Material and Methods: As part of the Prospective Evaluation study Elective Pancreatic surgery (PEEP), overall 2,003 patients were enrolled over a 3-year-time period from 01/01/2006 to 12/31/2008, who had been undergone elective pancreatic surgery in 27 surgical departments. In the study included were only hospitals which perform pancreatic resections. In addition to the analysis of the current situation of the operative treatment of pancreatic diseases, the complex aspects of the in-hospital mortality as a main outcome parameter were investigated.

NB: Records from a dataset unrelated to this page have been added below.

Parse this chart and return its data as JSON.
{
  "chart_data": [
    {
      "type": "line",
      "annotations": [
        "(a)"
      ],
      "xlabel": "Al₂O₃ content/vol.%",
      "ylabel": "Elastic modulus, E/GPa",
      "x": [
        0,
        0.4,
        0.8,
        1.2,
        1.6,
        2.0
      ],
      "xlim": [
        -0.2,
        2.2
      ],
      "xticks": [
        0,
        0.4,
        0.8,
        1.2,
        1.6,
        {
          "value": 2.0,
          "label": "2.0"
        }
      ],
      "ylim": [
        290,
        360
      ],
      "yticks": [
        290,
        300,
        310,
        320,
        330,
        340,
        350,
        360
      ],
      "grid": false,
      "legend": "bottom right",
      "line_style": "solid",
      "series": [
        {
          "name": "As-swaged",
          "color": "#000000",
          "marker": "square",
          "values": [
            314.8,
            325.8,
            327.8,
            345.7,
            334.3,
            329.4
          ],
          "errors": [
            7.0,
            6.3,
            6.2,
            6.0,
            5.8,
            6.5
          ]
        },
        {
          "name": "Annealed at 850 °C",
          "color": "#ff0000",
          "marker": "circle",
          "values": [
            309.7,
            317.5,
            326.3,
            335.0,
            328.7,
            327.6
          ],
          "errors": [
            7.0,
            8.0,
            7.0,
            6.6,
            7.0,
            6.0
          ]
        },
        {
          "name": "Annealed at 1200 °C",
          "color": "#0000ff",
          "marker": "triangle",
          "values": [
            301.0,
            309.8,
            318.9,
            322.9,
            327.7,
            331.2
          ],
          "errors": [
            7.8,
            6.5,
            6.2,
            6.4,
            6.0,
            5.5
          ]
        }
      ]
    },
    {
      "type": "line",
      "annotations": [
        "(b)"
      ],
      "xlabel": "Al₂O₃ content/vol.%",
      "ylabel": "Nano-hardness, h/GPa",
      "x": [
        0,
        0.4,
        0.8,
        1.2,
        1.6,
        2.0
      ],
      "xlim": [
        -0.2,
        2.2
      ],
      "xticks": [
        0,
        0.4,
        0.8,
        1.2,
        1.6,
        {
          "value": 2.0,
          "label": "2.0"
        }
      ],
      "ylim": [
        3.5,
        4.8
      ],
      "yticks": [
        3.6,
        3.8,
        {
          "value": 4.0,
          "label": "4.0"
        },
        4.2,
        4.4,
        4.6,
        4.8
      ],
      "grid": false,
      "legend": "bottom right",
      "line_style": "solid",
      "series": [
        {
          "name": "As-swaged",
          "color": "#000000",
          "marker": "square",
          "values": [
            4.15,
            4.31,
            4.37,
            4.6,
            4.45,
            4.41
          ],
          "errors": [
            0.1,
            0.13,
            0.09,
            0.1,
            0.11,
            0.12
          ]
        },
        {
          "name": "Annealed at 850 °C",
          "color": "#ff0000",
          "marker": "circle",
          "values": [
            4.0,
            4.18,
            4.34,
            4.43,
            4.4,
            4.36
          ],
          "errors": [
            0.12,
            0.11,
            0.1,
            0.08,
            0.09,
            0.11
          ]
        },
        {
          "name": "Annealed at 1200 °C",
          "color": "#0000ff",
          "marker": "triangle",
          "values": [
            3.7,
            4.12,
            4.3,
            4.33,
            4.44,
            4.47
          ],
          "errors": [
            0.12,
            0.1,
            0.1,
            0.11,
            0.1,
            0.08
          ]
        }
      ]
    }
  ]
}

Results: Out of all enrolled patients (n=2,003), 75 patients (3.7 %) died during their hospital stay. In the group of the 1,045 partial pancreaticoduodenectomies (PD), 43 patients did not survive hospital stay (4.1 %). Similarly, such low hospital mortality rates were observed after total duodenopancreatectomy (3.8 %) and after left resection of the pancreas (1.9 %). With regard to a univariate risk stratification, advanced age and an ASA scoring of 3 and 4 had a significant impact to hospital mortality. Multivariate regression analysis within the PD group revealed increased need for blood transfusion and delay of oral feeding as factors closely associated with specific complications with a significant impact to hospital mortality. Significant differences of the hospital mortality rates were found comparing hospital volume groups such as 10 - 20 vs. > 20 cases / year for the 831 Kausch-Whipple procedures in adenocarcinoma and chronic pancreatitis.
Discussion: An adequate hospital mortality rate revealed in the continuous benchmarking represents an acceptable quality level of structural and therapeutic predictions in pancreatic resections. The participation of surgical departments with complex oncosurgical interventions in clinical multicenter observational studies as a contribution to research on surgical care appears reasonable and recommendable since the results of such studies can provide an impact to decision-making processes in daily surgical practice.